Листопадов сообщил, что 1 мая делал в Москве на заседании музыкально-этнографической комиссии доклад о собирании им на Дону народных казачьих песен за И лет — с 1892 по 1903 год. После рассмотрения части имеющегося на руках материала, а также прослушивания некоторого количества песен с фонографа, музыкально-этнографическая комиссия пришла к убеждению, что песни донских казаков, «будучи по существу великорусскими, имеют, однако, существенные от них отличия как по характеру мелодии, так и по самой манере их исполнения, а потому, ввиду большой их научной ценности, они заслуживают серьезного внимания и основательной научной разработки».
Далее Листопадов высказал членам комиссии по изданию песен свое решительное несогласие с их планом, который оказался противоположным намеченному им, получившим одобрение в уже упоминавшемся отзыве Московского этнографического отдела, признавшего с научной точки зрения естественным и вполне целесообразным выработанный Листопадовым взгляд на тип издания, по которому собранный материал должен быть издан весь и непременно научным способом как в музыкальном, так и в текстуальном отношении: мотивы и тексты должны быть в том чистом виде, как они были записаны.

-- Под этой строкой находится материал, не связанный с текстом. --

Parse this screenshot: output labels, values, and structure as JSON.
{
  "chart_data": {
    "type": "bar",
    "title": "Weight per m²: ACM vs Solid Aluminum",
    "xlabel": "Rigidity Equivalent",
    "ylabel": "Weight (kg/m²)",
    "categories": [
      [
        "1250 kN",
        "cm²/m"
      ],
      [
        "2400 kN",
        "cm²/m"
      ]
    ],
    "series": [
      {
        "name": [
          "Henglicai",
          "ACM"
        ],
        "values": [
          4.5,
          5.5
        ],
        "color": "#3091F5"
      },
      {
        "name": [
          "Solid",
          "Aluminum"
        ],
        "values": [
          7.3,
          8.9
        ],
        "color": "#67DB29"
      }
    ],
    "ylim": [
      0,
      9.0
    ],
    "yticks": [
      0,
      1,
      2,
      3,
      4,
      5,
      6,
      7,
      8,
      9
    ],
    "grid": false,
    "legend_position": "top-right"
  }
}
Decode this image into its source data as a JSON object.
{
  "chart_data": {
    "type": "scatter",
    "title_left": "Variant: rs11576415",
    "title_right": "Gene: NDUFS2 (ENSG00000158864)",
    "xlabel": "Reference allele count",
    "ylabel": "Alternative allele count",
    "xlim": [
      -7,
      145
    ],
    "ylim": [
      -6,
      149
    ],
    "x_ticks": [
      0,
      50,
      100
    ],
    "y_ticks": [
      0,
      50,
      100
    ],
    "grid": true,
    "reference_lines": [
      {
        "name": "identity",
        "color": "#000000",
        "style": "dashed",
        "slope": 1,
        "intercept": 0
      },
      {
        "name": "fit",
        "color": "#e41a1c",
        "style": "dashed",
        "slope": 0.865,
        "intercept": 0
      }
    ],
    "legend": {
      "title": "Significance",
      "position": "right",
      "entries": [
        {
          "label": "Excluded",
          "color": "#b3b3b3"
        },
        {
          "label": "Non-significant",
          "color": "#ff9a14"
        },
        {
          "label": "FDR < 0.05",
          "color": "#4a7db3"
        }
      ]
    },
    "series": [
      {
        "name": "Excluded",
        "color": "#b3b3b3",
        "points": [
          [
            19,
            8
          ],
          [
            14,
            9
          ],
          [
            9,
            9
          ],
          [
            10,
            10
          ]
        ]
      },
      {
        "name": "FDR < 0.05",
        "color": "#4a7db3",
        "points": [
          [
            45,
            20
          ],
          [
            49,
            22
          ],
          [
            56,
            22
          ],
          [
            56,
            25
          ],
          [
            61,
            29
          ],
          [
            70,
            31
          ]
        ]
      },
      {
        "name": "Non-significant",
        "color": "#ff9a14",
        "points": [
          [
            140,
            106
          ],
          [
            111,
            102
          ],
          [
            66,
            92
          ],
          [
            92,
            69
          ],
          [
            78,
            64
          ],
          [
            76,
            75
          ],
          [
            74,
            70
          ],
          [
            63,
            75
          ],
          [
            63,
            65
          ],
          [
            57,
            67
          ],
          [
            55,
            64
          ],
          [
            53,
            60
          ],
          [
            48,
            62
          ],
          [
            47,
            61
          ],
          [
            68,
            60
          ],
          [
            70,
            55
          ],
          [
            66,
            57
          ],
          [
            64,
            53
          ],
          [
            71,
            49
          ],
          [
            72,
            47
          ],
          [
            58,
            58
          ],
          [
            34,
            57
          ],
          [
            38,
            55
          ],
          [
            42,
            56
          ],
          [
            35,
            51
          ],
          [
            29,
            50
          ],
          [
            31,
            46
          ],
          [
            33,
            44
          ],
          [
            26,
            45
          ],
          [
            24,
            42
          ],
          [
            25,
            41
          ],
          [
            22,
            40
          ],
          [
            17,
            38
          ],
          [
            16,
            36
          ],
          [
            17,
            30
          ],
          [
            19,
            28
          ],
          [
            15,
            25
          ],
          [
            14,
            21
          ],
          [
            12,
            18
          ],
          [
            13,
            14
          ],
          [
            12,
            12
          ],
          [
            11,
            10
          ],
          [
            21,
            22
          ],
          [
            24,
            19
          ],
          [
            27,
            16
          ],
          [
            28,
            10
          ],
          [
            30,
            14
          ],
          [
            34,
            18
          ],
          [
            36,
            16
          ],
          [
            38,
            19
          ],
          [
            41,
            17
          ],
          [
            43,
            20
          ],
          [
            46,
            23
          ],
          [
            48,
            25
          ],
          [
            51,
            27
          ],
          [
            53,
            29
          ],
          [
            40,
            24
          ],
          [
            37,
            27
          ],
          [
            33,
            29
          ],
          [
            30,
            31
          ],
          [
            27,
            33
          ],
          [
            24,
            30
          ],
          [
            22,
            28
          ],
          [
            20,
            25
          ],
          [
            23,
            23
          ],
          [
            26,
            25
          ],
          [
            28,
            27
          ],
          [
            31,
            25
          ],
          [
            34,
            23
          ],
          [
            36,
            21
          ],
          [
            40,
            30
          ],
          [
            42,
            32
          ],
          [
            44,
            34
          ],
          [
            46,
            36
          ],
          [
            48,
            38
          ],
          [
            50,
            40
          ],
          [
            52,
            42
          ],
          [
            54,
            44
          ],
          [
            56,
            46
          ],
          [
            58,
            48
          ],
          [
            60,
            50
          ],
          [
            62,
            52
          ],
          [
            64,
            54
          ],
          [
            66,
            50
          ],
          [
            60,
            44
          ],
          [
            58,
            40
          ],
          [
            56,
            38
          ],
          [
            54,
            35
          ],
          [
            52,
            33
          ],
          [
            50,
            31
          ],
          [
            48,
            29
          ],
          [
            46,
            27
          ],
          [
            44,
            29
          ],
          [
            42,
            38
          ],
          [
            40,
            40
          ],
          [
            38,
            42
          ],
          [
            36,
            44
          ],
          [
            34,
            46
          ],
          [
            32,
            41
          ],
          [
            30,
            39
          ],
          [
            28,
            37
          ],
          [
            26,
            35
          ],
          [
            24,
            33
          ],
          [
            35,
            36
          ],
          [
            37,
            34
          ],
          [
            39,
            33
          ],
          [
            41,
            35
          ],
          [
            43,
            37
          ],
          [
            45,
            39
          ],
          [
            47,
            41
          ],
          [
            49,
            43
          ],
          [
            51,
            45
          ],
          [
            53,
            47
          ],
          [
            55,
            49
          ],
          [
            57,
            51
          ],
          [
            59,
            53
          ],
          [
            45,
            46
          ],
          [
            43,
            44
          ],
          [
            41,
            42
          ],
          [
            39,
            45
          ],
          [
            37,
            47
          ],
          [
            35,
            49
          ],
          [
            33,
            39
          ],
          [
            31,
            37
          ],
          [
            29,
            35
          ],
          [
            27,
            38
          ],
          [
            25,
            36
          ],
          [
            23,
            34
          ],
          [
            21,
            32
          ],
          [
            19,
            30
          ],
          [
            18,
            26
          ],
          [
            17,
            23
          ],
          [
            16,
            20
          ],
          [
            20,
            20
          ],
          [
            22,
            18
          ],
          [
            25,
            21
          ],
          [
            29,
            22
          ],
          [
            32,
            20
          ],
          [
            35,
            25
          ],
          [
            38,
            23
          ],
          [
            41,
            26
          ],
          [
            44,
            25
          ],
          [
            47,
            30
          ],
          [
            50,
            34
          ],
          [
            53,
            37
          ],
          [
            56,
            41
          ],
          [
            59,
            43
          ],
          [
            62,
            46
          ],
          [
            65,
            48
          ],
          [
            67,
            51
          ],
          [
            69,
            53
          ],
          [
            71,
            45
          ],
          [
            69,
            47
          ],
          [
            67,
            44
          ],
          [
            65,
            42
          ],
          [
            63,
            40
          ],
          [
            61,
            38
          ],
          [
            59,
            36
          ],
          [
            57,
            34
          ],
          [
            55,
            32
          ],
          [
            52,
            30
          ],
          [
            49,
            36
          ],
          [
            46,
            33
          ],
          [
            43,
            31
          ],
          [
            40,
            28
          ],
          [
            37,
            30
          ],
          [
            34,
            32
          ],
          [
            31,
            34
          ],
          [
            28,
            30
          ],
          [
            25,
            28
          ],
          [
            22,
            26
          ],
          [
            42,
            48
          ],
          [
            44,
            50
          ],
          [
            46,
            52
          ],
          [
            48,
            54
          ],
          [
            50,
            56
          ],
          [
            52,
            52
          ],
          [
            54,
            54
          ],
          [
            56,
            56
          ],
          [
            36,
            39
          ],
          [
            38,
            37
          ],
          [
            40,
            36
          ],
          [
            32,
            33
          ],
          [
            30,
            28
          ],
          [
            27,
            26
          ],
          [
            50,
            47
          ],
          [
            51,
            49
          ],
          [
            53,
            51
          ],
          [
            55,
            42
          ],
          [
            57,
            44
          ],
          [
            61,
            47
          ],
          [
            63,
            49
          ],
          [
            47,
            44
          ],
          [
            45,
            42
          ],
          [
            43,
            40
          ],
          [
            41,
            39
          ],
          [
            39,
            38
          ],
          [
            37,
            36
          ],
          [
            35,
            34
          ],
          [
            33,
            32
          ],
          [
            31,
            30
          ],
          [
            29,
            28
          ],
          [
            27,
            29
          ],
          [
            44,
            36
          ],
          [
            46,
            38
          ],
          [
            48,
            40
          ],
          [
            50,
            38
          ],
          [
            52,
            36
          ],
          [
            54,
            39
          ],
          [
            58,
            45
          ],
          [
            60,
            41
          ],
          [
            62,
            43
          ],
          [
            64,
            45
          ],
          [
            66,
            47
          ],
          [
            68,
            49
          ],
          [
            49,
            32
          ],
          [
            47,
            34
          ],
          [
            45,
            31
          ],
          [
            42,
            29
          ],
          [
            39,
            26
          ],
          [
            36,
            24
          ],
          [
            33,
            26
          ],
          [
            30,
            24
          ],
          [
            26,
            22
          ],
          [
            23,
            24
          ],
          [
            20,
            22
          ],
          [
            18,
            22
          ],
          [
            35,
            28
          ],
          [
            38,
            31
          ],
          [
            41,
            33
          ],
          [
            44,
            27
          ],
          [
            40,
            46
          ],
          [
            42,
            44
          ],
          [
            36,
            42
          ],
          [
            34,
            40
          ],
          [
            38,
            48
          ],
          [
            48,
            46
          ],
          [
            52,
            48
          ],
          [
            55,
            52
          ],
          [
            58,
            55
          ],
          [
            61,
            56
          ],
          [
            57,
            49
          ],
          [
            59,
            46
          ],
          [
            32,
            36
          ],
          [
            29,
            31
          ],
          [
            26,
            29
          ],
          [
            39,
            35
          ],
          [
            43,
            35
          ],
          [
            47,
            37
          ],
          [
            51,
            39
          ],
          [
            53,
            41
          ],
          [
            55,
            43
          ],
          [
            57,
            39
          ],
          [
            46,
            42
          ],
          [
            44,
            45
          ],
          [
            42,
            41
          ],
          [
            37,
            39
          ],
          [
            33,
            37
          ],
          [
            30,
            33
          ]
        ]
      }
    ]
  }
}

«Мотивы должны быть свободны от всякой художественной обработки, аккомпанемента, изменений в мелодии и в сопровождающих голосах,— говорил Листопадов.—«Равным образом в текстах необходимо сохранить полную неприкосновенность, отнюдь не допуская ни сводок, ни каких-либо изменений. Изданный таким образом материал имел бы для науки тем большую ценность, что и самый способ собирания признан был также отвечающим всем требованиям науки. Для практического же применения в школах, войсках можно было бы впоследствии (по мере нужды) приступить к изданию лучших песен в художественной обработке».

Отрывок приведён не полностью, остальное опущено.